Rob Turner writes:
> Having just learnt about the use of irrefutable patterns for I/O, I
> wish my suspicions about them being a bolted on addition to the
> language for pragmatic reasons to be dispelled. Do irrefutable
> patterns cause any problems mathematically? Does the ability to reason
> (relatively) easily about functional programs disappear when they are
> used?
>
> Rob
Another question: are irrefutable patterns really necessary/good?
IMHO, I can more clearly write my I/O functions without them:
withTildes ^((Str userInput) : ^(Success : _)) =
[ ReadChan stdin,
AppendChan stdout output ]
where
output = someFunction userInput
or, more clearly:
withoutTildes responses =
[ ReadChan stdin,
AppendChan stdout output ]
where
((Str userInput) : resps2) = responses
(Success : _) = resps2
output = someFunction userInput
Reasons why the second version is more clear:
- I don't have to use ^-patterns.
- for a Dialogue function, I can read the function from top to bottom and
see the requests *followed* by the responses, which is normally how I
think about I/O.
- the expected response to a given request is easier to find (especially
if there are many requests).
- in a robust program, the ^-pattern won't contain literal responses like
^(Success : _) since failures have to be handled.
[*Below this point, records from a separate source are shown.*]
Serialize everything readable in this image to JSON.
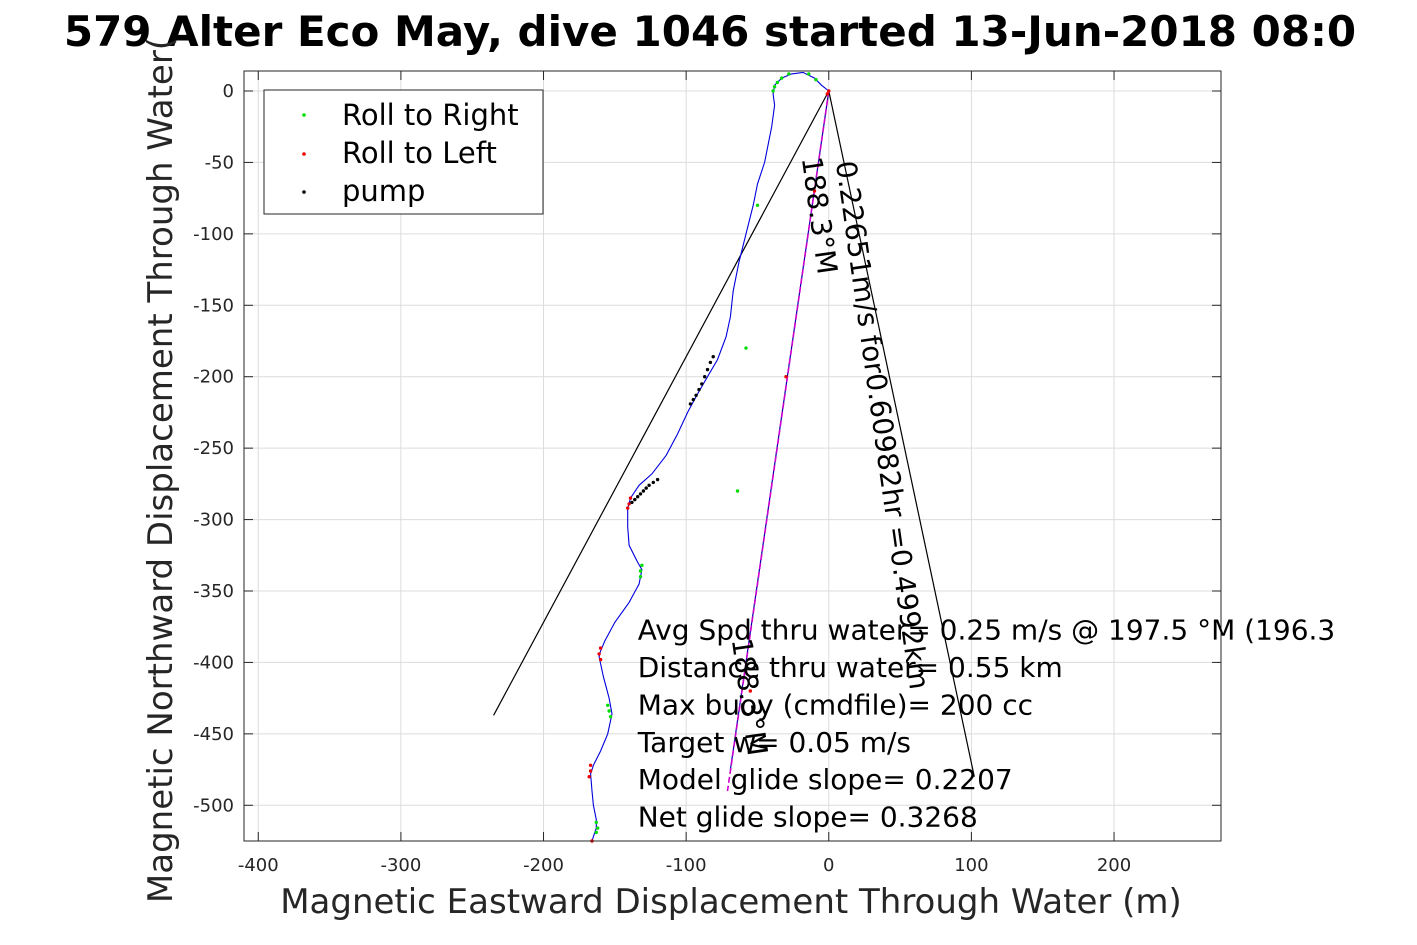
{
  "chart_data": {
    "type": "line",
    "title": "579 Alter Eco May, dive 1046 started 13-Jun-2018 08:0",
    "xlabel": "Magnetic Eastward Displacement Through Water (m)",
    "ylabel": "Magnetic Northward Displacement Through Water(",
    "xlim": [
      -410,
      275
    ],
    "ylim": [
      -525,
      14
    ],
    "xticks": [
      -400,
      -300,
      -200,
      -100,
      0,
      100,
      200
    ],
    "xtick_labels": [
      "-400",
      "-300",
      "-200",
      "-100",
      "0",
      "100",
      "200"
    ],
    "yticks": [
      0,
      -50,
      -100,
      -150,
      -200,
      -250,
      -300,
      -350,
      -400,
      -450,
      -500
    ],
    "ytick_labels": [
      "0",
      "-50",
      "-100",
      "-150",
      "-200",
      "-250",
      "-300",
      "-350",
      "-400",
      "-450",
      "-500"
    ],
    "grid": true,
    "legend": {
      "placement": "top-left",
      "entries": [
        {
          "label": "Roll to Right",
          "color": "#00dd00"
        },
        {
          "label": "Roll to Left",
          "color": "#ee0000"
        },
        {
          "label": "pump",
          "color": "#000000"
        }
      ]
    },
    "track": {
      "color": "#0000dd",
      "points": [
        [
          0,
          0
        ],
        [
          -5,
          4
        ],
        [
          -10,
          9
        ],
        [
          -18,
          13
        ],
        [
          -26,
          12
        ],
        [
          -33,
          9
        ],
        [
          -38,
          4
        ],
        [
          -39,
          -2
        ],
        [
          -38,
          -10
        ],
        [
          -40,
          -25
        ],
        [
          -45,
          -50
        ],
        [
          -50,
          -65
        ],
        [
          -53,
          -80
        ],
        [
          -58,
          -100
        ],
        [
          -63,
          -120
        ],
        [
          -67,
          -140
        ],
        [
          -69,
          -158
        ],
        [
          -72,
          -172
        ],
        [
          -78,
          -188
        ],
        [
          -85,
          -200
        ],
        [
          -92,
          -212
        ],
        [
          -99,
          -225
        ],
        [
          -106,
          -240
        ],
        [
          -114,
          -255
        ],
        [
          -124,
          -268
        ],
        [
          -133,
          -276
        ],
        [
          -139,
          -285
        ],
        [
          -141,
          -292
        ],
        [
          -141,
          -305
        ],
        [
          -140,
          -318
        ],
        [
          -134,
          -330
        ],
        [
          -131,
          -335
        ],
        [
          -133,
          -345
        ],
        [
          -140,
          -358
        ],
        [
          -150,
          -372
        ],
        [
          -157,
          -385
        ],
        [
          -160,
          -392
        ],
        [
          -161,
          -396
        ],
        [
          -158,
          -410
        ],
        [
          -154,
          -425
        ],
        [
          -152,
          -436
        ],
        [
          -155,
          -450
        ],
        [
          -160,
          -462
        ],
        [
          -165,
          -472
        ],
        [
          -167,
          -478
        ],
        [
          -166,
          -490
        ],
        [
          -165,
          -500
        ],
        [
          -163,
          -510
        ],
        [
          -163,
          -516
        ],
        [
          -165,
          -522
        ],
        [
          -166,
          -525
        ]
      ]
    },
    "roll_right_points": [
      [
        -33,
        9
      ],
      [
        -36,
        6
      ],
      [
        -38,
        3
      ],
      [
        -39,
        0
      ],
      [
        -28,
        12
      ],
      [
        -14,
        12
      ],
      [
        -9,
        8
      ],
      [
        -131,
        -332
      ],
      [
        -132,
        -336
      ],
      [
        -132,
        -340
      ],
      [
        -155,
        -430
      ],
      [
        -154,
        -434
      ],
      [
        -153,
        -438
      ],
      [
        -163,
        -512
      ],
      [
        -162,
        -516
      ],
      [
        -163,
        -519
      ],
      [
        -64,
        -280
      ],
      [
        -58,
        -180
      ],
      [
        -50,
        -80
      ]
    ],
    "roll_left_points": [
      [
        0,
        0
      ],
      [
        -1,
        -2
      ],
      [
        -139,
        -285
      ],
      [
        -140,
        -289
      ],
      [
        -141,
        -292
      ],
      [
        -160,
        -390
      ],
      [
        -161,
        -394
      ],
      [
        -160,
        -398
      ],
      [
        -167,
        -472
      ],
      [
        -167,
        -476
      ],
      [
        -168,
        -480
      ],
      [
        -166,
        -525
      ],
      [
        -10,
        -70
      ],
      [
        -30,
        -200
      ],
      [
        -55,
        -420
      ]
    ],
    "pump_points": [
      [
        -81,
        -186
      ],
      [
        -83,
        -190
      ],
      [
        -85,
        -195
      ],
      [
        -87,
        -200
      ],
      [
        -89,
        -205
      ],
      [
        -91,
        -209
      ],
      [
        -93,
        -213
      ],
      [
        -95,
        -216
      ],
      [
        -97,
        -219
      ],
      [
        -120,
        -272
      ],
      [
        -123,
        -274
      ],
      [
        -126,
        -276
      ],
      [
        -128,
        -278
      ],
      [
        -130,
        -280
      ],
      [
        -132,
        -282
      ],
      [
        -134,
        -284
      ],
      [
        -136,
        -286
      ],
      [
        -138,
        -288
      ]
    ],
    "net_line": {
      "color": "#cc00cc",
      "points": [
        [
          0,
          0
        ],
        [
          -71,
          -490
        ]
      ]
    },
    "heading_line": {
      "color": "#0000aa",
      "points": [
        [
          0,
          0
        ],
        [
          -69,
          -475
        ]
      ]
    },
    "wedge_lines": [
      {
        "color": "#000000",
        "points": [
          [
            0,
            0
          ],
          [
            -235,
            -437
          ]
        ]
      },
      {
        "color": "#000000",
        "points": [
          [
            0,
            0
          ],
          [
            102,
            -480
          ]
        ]
      }
    ],
    "annotations": [
      {
        "text": "0.22651m/s for0.60982hr =0.4992km",
        "anchor": [
          5,
          -50
        ],
        "rotation_deg": 82
      },
      {
        "text": "188.3°M",
        "anchor": [
          -19,
          -47
        ],
        "rotation_deg": 82
      },
      {
        "text": "188.3°M",
        "anchor": [
          -68,
          -384
        ],
        "rotation_deg": 82
      }
    ],
    "stats": {
      "anchor": [
        -134,
        -384
      ],
      "lines": [
        "Avg Spd thru water=  0.25 m/s @ 197.5 °M (196.3",
        "Distance thru water=  0.55 km",
        "Max buoy (cmdfile)= 200 cc",
        "Target w= 0.05 m/s",
        "Model glide slope= 0.2207",
        "Net glide slope= 0.3268"
      ]
    }
  }
}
Error-handling code
will likely be in the where-clause, so the extraction of the response
might as well be there too.
Using ^-patterns for I/O makes it seem as if I/O is special. In fact,
the following two definitions would suffice quite nicely to describe
how the request- and response-lists are related:
requests = mainUserFunction responses
responses = haskellKernel requests
I wonder if interaction with the system would be easier if a program
could directly use a `haskellKernel' identifier rather than being
restricted to the above relationship.